Let $V$ be a finite dimensional vector space over $\mathbb{C}$. Consider an automorphism $\Phi \in \text{Aut}(V)$,an endomorphism $N \in \text{End}(V)$ such that
$$\Phi N-\lambda N \Phi=0_{End_V}$$
for a complex number $\lambda \in \mathbb{C}$ with $|\lambda|<1$. I have shown that under these hypotheses, $N$ is nilpotent. My proof goes like this:
If $\lambda =0$, the claim is trivial since $\Phi$ is bijective: obviously $N$ must be the zero matrix. We know that $N$ is nilpotent if and only if its only eigenvalue is $0$. Let $\alpha$ be an eigenvalue w.r.t. the eigenvector $v$. Then
$$\lambda N \Phi (v)= \Phi N(v)= \Phi(\alpha v)= \alpha \Phi (v)$$
so $\frac{\alpha}{\lambda}$ is an eigenvalue of $N$ w.r.t. the eigenvector $\Phi (v)$. Through induction on the integer $n$ we can show that $\Phi^n (v)$ is an eigenvector w.r.t. the eigenvalue $\frac{\alpha}{\lambda ^n}$. If $\alpha \neq 0$, there would exist infinite eigenvectors w.r.t. to different eigenvalues. This cannot happen in a finite-dimensional space such as $V$, because eigenvectors relative to different eigenvalues are linearly independent, so $\alpha = 0$
Is there a more direct and easier way to prove this fact? I feel like demonstrating it this way is overcomplicated.

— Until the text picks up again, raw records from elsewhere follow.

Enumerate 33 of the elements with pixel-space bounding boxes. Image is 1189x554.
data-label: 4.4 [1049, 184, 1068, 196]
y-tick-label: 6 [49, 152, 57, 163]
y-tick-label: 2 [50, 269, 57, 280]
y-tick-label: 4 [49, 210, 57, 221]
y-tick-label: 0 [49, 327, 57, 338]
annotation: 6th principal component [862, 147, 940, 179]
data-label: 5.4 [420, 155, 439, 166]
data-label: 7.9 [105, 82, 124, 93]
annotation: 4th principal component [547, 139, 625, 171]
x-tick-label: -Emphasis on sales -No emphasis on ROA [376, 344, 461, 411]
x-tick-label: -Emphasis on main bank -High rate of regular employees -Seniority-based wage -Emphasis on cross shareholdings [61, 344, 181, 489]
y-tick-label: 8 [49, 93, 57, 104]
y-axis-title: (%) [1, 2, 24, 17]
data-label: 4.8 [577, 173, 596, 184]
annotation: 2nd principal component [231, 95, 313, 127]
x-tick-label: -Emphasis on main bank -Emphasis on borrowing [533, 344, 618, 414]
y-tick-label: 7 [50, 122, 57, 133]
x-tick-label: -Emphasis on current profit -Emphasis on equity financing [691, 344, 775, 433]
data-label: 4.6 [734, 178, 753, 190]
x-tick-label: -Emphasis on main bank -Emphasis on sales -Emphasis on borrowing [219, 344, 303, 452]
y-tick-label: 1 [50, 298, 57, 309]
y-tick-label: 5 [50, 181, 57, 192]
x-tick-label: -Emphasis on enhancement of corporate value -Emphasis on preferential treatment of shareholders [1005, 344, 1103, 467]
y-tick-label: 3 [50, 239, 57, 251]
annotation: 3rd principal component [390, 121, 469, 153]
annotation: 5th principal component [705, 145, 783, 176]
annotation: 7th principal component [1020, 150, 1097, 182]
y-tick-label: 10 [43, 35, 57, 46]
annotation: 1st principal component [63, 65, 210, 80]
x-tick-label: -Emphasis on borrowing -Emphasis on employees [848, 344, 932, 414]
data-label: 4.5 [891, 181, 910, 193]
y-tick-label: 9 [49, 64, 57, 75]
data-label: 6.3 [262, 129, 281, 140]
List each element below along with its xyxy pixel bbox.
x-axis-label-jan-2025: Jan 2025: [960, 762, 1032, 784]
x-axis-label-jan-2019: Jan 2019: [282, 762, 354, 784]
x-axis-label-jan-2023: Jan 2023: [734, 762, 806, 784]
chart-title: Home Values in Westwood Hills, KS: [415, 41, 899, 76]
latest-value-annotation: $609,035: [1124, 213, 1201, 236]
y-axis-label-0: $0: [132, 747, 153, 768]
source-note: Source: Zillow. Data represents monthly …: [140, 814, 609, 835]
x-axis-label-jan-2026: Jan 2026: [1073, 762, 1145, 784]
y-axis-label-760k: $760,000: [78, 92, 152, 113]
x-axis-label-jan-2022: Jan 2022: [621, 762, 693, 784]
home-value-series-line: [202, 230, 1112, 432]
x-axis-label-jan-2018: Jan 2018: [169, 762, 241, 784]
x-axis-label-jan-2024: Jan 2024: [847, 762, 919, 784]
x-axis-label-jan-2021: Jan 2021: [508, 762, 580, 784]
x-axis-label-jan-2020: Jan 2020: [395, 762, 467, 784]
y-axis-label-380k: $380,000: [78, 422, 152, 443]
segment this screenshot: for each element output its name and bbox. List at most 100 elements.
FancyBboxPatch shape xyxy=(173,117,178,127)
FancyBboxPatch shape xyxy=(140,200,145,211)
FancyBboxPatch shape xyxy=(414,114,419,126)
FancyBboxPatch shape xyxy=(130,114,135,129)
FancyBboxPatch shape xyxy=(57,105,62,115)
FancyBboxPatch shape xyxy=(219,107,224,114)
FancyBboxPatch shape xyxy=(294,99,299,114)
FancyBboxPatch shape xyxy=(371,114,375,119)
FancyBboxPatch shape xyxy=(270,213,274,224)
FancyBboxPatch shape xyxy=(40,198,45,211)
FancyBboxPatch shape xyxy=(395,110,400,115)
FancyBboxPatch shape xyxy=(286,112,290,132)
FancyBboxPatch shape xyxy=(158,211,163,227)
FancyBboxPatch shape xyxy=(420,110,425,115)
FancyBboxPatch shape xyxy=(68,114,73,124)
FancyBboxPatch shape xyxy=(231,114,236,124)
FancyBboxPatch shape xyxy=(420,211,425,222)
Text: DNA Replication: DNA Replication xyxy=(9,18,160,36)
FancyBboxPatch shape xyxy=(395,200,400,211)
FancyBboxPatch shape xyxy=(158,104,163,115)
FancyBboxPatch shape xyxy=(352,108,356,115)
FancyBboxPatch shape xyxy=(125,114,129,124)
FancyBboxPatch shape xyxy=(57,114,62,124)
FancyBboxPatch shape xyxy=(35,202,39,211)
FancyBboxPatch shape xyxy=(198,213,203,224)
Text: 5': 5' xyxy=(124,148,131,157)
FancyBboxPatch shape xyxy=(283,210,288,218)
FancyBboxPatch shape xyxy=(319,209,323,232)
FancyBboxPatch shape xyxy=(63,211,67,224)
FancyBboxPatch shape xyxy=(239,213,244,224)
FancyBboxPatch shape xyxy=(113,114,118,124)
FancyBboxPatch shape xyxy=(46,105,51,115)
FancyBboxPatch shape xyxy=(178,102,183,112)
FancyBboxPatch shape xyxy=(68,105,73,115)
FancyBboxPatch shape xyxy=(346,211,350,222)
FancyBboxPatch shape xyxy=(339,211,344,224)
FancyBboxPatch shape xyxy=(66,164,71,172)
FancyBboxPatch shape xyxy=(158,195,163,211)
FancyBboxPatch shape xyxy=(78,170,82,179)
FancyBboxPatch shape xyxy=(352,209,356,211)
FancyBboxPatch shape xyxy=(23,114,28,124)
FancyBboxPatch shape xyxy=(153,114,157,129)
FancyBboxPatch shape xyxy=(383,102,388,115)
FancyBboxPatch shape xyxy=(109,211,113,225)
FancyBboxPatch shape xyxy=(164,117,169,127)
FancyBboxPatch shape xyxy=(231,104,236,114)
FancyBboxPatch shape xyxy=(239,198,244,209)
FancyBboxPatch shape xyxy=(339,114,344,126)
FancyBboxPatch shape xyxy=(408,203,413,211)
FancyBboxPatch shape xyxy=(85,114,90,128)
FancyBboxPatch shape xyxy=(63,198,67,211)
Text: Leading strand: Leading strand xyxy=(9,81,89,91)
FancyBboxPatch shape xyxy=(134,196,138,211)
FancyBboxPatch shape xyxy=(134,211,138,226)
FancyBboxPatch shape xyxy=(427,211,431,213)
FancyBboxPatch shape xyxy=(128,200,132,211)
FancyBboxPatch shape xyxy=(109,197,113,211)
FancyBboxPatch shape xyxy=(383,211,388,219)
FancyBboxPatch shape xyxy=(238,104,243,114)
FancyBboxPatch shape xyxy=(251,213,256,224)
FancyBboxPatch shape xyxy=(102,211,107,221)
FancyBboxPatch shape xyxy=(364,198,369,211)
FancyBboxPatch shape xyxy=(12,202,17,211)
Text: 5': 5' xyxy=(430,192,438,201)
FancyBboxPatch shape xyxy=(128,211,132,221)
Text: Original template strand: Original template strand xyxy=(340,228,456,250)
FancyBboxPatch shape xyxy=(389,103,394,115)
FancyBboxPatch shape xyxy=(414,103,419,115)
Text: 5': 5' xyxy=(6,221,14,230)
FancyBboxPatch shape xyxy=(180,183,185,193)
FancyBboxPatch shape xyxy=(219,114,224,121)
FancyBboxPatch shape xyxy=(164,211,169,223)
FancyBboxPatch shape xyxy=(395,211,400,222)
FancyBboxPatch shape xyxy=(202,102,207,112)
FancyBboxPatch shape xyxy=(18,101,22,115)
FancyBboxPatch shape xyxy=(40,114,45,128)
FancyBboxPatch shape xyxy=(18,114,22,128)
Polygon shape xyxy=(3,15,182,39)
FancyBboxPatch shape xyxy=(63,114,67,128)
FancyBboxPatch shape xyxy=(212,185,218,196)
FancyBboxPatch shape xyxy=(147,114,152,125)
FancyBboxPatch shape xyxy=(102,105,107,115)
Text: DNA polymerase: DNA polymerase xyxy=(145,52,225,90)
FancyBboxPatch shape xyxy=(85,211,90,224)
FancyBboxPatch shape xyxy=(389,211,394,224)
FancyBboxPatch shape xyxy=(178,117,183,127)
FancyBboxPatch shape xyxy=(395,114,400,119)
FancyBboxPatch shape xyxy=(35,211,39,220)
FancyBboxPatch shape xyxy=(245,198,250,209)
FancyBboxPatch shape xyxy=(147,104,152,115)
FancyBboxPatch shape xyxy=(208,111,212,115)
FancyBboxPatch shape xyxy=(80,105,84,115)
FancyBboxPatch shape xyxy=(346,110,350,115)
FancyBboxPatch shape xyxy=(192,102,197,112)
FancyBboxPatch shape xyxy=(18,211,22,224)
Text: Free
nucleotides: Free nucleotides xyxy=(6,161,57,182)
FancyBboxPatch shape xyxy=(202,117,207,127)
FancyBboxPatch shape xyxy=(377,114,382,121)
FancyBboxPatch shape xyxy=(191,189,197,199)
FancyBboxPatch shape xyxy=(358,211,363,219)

Since $\Phi$ is invertible we obtain $\Phi N\Phi^{-1}=\lambda N$ and hence $$ (\Phi N\Phi^{-1})^k=\Phi N^k\Phi^{-1}=\lambda^kN^k $$ for all $k\ge 0$. Hence we obtain $tr(N^k)=tr(\Phi N^k\Phi^{-1})=\dim(V)\lambda^{k}tr(N^k)$, which implies $tr(N^k)=0$ for all $k\ge x_0$. It is well-known that this implies that $N$ is nilpotent (over a field of characteristic zero).